Here's the thing about the Rolling Stones, they've become the world's greatest Stones cover band. I'm not going to spend any time with the specifics of the music here, I'm going to focus on the feel of the album. It's second-rate Exile-era Stones material. If you liked the Stones in the early 70s, you'll probably like A Bigger Bang too. However, while it's a perfectly good rock record, it lacks the adventure and spontenaity of the Stones early work when they were defining themselves as a band. Now, I understand that they aren't going to constantly re-invent themselves and that's fine.

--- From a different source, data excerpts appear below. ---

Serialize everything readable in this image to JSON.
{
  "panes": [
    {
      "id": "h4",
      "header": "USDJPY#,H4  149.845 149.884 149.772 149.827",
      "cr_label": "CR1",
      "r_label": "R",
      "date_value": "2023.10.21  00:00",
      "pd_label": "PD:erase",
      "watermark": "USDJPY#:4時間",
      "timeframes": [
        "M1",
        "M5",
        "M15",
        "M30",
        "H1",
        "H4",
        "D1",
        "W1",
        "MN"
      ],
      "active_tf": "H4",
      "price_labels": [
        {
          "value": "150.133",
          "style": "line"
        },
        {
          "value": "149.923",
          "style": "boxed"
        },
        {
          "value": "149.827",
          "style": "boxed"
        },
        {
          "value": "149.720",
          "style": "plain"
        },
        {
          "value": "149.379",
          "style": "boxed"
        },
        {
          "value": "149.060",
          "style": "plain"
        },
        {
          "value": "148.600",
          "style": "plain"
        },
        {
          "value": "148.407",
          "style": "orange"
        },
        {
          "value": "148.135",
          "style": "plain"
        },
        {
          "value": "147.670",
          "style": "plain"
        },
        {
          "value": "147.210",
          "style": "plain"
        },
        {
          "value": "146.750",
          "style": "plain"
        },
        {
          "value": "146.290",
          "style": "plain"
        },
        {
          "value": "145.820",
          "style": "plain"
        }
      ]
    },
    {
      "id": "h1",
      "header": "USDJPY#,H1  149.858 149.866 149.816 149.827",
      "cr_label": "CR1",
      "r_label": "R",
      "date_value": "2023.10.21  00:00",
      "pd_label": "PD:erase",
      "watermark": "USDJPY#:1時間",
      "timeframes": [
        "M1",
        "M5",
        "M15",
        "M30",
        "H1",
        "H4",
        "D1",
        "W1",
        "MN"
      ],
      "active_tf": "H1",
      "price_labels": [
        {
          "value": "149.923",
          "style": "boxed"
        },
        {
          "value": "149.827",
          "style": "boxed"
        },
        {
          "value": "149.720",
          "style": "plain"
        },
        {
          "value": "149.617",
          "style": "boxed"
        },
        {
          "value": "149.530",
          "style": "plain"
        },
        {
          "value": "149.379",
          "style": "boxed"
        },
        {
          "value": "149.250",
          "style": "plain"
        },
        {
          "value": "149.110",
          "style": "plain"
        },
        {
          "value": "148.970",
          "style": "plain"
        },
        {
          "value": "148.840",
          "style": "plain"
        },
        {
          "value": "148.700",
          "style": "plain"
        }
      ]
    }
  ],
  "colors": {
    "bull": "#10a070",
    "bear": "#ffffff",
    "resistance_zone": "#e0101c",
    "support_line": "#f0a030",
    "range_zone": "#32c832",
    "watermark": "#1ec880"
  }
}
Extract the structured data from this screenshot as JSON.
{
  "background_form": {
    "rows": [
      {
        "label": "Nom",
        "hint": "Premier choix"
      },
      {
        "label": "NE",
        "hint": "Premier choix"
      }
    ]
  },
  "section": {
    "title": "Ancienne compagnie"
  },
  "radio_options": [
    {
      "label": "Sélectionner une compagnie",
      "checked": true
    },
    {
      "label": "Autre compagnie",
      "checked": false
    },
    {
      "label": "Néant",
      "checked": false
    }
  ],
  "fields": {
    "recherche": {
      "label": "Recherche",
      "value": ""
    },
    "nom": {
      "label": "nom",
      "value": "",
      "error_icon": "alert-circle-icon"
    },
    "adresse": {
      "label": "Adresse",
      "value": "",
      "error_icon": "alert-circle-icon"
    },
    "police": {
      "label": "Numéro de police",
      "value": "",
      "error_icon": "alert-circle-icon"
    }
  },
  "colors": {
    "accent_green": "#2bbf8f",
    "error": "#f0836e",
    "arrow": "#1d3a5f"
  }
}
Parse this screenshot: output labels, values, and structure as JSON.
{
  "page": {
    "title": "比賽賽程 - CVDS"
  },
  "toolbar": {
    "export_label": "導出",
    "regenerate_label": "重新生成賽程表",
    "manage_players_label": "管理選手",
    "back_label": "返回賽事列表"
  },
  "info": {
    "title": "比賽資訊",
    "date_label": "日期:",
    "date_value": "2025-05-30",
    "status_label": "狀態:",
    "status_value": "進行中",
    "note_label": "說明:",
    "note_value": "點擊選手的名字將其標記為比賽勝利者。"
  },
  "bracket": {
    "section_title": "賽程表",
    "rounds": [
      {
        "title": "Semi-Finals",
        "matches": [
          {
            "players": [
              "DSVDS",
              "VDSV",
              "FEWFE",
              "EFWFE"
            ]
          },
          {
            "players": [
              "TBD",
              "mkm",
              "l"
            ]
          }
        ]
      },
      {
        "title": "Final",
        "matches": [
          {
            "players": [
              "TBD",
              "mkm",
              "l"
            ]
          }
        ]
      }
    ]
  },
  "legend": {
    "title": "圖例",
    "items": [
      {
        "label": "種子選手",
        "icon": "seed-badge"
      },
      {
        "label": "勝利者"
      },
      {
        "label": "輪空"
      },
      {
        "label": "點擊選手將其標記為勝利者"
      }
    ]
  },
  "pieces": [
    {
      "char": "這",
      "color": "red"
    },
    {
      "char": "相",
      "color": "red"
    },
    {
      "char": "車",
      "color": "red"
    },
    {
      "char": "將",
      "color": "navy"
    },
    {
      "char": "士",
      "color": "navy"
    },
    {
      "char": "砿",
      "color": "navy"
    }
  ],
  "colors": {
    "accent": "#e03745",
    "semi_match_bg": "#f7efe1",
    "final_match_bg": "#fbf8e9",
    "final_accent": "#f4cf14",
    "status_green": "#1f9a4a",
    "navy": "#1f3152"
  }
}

But what's so pathetic is that they write and play these songs as if nothing has changed in 30+ years. Personal growth will feed musical growth, yet Mick still sings lines like, "
And once upon a time I was your little rooster/Am I just one of your cocks?" Wow, what a clever double entendre. Is that really from the same guy who, a few short years ago, gave us Goddess in the Doorway? Unfortunately, yes. Actually thinking about the Stones' two decent albums of the last 25 years, A Bigger Bang and Voodoo Lounge, versus Mick's Goddess in the Doorway and Keith's Main Offender makes something very clear about the band (or rather its members): The best they have to offer isn't when they work together. I think there's a very simple explanation for this too. As solo artists, Mick and Keith put who they are that time into the songs, but as a band they're too busy being who they were a long time ago. A Bigger Bang might be a good album if it weren't such a fraud. Hey guys, we all know you did Exile and Sticky Fingers. You don't have to remind us. But who are you now? Just a bunch of old guys pretending that they still matter.

Rating: 5/10

Monday, September 05, 2005

Bob Weir Quote

Speaking about one of his pre-Dead bands, Mother McCree's Uptown Jug Champions, Weir said, "Playing in the jug band, I learned a healthy respect for the roots of music. You honor the roots of music, and you're tapping into a vein - there's juice in there." I agree. It's not just what made the Dead a great band (and like them or not, they were great), but what makes any band great.